Beyond the black glass of the window beside her, Pauline saw the blurred strips of neon signs, the dulled nightlights of shuttered storefronts, many of them with black grates across their windows and doors. Nighttime had a different color now, on this familiar route from Nassau to Queens, different from what it had had years ago when streetlights burned a soft yellow, and you could-hadn’t they said it at dinner tonight-feel safe riding the subway at any hour. That was over now. There was a drunk at the back of the bus, muttering angrily to himself. There was a fat Spanish woman nodding to sleep across the aisle. The familiar world was slowly being overrun by strangers. The smell of odd spices drifted into her apartment at all hours now, even clung to her clothes. Courtesy-a man holding a door for you, tipping a hat-was long gone. You could not take it for granted that anyone spoke English.

When she changed at Jamaica, the second bus was empty, its door left open, its engine idling.

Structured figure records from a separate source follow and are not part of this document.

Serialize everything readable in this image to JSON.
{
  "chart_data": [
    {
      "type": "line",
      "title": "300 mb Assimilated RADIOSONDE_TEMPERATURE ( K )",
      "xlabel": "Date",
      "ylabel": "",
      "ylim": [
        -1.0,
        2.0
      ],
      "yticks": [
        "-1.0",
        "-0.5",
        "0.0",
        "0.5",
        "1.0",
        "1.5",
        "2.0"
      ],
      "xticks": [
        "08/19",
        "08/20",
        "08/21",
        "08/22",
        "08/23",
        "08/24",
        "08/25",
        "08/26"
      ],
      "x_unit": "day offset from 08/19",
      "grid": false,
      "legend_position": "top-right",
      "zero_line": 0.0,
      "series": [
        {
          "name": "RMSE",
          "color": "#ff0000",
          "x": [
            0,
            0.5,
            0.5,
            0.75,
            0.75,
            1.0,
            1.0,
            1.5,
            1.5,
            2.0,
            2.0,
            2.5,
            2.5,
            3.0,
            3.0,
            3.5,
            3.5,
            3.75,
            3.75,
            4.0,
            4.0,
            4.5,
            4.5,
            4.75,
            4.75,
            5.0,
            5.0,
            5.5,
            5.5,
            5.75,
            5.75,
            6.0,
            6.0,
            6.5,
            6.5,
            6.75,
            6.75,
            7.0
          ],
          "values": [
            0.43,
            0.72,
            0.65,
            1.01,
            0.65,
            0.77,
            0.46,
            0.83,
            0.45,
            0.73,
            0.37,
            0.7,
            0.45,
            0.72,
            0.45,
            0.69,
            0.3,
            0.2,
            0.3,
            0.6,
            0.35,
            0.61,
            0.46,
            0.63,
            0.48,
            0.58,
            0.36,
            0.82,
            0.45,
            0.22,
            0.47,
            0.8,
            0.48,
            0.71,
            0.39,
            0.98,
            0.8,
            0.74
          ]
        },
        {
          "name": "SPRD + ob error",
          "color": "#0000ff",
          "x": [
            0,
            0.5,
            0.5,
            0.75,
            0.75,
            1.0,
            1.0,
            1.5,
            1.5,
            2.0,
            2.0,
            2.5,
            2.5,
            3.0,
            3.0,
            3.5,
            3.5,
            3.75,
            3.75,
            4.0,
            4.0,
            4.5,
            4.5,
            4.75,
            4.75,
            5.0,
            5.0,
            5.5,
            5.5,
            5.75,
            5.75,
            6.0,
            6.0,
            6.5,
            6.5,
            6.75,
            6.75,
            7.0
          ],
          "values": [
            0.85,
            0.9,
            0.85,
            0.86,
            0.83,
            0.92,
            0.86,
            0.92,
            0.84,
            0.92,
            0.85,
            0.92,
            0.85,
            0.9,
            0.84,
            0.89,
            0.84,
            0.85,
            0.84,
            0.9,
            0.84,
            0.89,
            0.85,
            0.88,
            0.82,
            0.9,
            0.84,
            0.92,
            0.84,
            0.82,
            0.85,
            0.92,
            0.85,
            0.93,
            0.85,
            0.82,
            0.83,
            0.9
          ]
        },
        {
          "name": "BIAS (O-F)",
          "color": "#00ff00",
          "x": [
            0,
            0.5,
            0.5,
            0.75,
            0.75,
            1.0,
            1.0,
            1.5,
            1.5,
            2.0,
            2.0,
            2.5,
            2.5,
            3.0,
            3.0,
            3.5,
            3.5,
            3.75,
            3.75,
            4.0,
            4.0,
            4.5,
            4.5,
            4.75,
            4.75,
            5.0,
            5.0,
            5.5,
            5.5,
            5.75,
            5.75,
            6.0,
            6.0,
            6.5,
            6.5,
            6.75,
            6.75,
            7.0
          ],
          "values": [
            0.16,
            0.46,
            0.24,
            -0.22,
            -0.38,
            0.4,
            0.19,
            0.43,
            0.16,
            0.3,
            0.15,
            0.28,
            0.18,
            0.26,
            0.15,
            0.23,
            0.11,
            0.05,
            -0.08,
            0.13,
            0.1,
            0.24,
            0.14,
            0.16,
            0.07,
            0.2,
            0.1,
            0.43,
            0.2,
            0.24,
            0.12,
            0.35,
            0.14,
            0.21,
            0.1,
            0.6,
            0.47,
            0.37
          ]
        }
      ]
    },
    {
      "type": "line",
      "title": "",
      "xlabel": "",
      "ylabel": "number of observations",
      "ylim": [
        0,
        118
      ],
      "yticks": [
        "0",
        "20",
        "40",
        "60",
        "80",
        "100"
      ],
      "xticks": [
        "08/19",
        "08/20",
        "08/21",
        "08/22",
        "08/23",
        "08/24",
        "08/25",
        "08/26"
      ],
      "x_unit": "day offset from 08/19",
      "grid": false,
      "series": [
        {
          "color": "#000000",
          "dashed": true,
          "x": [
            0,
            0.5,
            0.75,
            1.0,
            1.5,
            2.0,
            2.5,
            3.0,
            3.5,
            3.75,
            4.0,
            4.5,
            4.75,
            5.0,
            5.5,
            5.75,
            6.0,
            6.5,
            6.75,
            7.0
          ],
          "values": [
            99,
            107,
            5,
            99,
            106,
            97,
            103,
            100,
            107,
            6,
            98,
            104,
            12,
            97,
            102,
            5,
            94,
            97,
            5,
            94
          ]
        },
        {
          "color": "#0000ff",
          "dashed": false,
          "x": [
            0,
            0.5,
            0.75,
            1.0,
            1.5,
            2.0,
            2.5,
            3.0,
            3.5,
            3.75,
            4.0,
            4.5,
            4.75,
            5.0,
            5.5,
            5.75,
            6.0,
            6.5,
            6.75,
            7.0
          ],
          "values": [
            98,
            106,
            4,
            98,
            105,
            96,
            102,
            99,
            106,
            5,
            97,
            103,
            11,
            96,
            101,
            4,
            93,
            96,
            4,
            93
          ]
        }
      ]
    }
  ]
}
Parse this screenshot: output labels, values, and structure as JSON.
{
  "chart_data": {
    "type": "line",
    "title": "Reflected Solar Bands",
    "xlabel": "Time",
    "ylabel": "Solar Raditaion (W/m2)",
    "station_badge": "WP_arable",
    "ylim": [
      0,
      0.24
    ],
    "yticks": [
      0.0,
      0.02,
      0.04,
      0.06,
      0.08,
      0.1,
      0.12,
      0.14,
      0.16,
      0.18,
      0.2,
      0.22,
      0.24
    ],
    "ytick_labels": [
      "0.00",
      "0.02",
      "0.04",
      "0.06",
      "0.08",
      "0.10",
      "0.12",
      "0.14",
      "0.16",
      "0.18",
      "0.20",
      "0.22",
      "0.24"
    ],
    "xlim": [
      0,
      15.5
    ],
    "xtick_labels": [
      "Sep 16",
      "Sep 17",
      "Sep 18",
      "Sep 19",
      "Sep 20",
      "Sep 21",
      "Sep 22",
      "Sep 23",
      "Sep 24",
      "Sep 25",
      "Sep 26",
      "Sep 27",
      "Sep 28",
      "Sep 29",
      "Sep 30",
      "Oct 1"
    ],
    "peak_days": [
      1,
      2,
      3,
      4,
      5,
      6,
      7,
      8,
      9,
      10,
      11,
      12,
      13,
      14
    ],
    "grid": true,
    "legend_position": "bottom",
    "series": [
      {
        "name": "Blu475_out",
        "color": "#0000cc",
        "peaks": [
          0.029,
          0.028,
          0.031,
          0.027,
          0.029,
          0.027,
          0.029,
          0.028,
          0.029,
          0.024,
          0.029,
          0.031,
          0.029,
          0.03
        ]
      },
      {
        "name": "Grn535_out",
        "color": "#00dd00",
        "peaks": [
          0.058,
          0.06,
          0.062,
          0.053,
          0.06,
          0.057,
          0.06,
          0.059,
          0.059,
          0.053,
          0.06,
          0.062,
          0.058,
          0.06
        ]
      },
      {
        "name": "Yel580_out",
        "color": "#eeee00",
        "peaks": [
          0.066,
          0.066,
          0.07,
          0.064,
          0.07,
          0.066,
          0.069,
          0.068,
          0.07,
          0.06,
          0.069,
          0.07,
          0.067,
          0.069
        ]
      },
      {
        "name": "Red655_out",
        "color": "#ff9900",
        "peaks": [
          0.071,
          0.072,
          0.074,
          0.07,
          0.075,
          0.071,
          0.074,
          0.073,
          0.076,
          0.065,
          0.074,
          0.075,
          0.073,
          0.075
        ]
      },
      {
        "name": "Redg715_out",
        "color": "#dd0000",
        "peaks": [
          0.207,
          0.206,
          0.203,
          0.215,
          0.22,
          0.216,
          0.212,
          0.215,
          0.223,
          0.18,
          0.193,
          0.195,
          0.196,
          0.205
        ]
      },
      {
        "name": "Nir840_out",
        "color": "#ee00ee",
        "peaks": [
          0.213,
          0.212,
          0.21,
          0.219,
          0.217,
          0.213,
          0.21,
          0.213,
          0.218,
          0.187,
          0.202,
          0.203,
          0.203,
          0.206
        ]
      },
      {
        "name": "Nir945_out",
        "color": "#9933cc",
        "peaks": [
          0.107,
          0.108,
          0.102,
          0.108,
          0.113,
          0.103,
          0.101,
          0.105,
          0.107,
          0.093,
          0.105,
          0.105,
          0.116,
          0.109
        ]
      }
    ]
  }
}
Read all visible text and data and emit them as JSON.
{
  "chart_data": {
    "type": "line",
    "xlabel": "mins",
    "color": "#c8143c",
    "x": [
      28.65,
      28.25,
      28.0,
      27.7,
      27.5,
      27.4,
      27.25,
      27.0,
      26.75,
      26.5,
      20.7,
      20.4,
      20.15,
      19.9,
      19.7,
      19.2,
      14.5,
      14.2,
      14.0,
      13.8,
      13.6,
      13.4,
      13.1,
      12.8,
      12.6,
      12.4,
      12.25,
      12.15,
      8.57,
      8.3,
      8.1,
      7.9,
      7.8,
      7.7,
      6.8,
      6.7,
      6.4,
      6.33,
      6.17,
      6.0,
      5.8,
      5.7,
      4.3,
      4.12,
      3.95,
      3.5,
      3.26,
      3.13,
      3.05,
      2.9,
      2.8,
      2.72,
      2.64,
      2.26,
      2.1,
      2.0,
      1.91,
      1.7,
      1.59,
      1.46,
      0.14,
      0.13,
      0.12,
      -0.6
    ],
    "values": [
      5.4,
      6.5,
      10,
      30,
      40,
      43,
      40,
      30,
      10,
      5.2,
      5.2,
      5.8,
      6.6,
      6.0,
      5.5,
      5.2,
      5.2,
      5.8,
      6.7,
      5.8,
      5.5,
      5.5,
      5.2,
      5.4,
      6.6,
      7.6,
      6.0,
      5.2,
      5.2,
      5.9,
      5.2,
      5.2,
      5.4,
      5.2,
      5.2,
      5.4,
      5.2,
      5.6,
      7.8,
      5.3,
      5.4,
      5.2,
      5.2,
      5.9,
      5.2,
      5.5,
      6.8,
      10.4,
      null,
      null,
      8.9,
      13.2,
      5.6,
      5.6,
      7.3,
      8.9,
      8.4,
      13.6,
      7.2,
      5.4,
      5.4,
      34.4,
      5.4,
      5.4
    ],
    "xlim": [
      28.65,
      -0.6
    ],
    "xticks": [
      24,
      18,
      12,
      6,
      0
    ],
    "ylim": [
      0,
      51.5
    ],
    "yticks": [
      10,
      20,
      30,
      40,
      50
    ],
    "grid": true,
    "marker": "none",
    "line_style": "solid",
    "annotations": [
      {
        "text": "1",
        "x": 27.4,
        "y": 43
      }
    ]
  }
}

She sat on it alone for ten minutes, chilled, headachy from the diesel fuel, before she got off to ask the dispatcher if the driver was going to come. “He’s coming,” the man said, waving her away. When she returned to the bus, there were two people sitting in the front and she said to them, with great dignity, “I’ve already waited here twenty minutes and there’s no sign of a driver.” They looked at her impassively-a black woman and a young black man-and then looked over her shoulder to the driver, also black, who was swinging up the stairs. He ducked into his seat and as she turned to hand him her transfer he took his time stowing his things, adjusting his mirrors, taking off his gloves, and then he sat for a second more with both hands on his thighs, staring straight ahead. She had to say, “Here,” and thrust the paper at him. He took it disdainfully, not turning to meet her eye. The other two passengers got up to hand him theirs and he said thank you to both of them. They passed her, going back to their seats, the boy smirking, like good students turning up their noses at the one who had just gotten the reprimand. She was alone here. Middle-aged, aging, a woman alone, making her way between her few safe havens-the Keanes’ house, her office, her own apartment-through the ugly, amber-colored night.

She sat down at the far end of the first long seat, her back to the window, her gloved hand on the silver pole. The air of the bus was still chilled from the door being left open so long. Because the door had been left open for so long, the air inside smelled strongly of diesel fuel. She sat forward, on the edge of the molded plastic and leaned down as he made a wide turn out of the terminal. And then another. Although she knew this route as well as any, she suddenly found herself disoriented and she looked out the far window and then over her shoulder and then heard herself say, shouting at him over the wheeze of the bus, “Don’t you go down Jamaica Avenue?”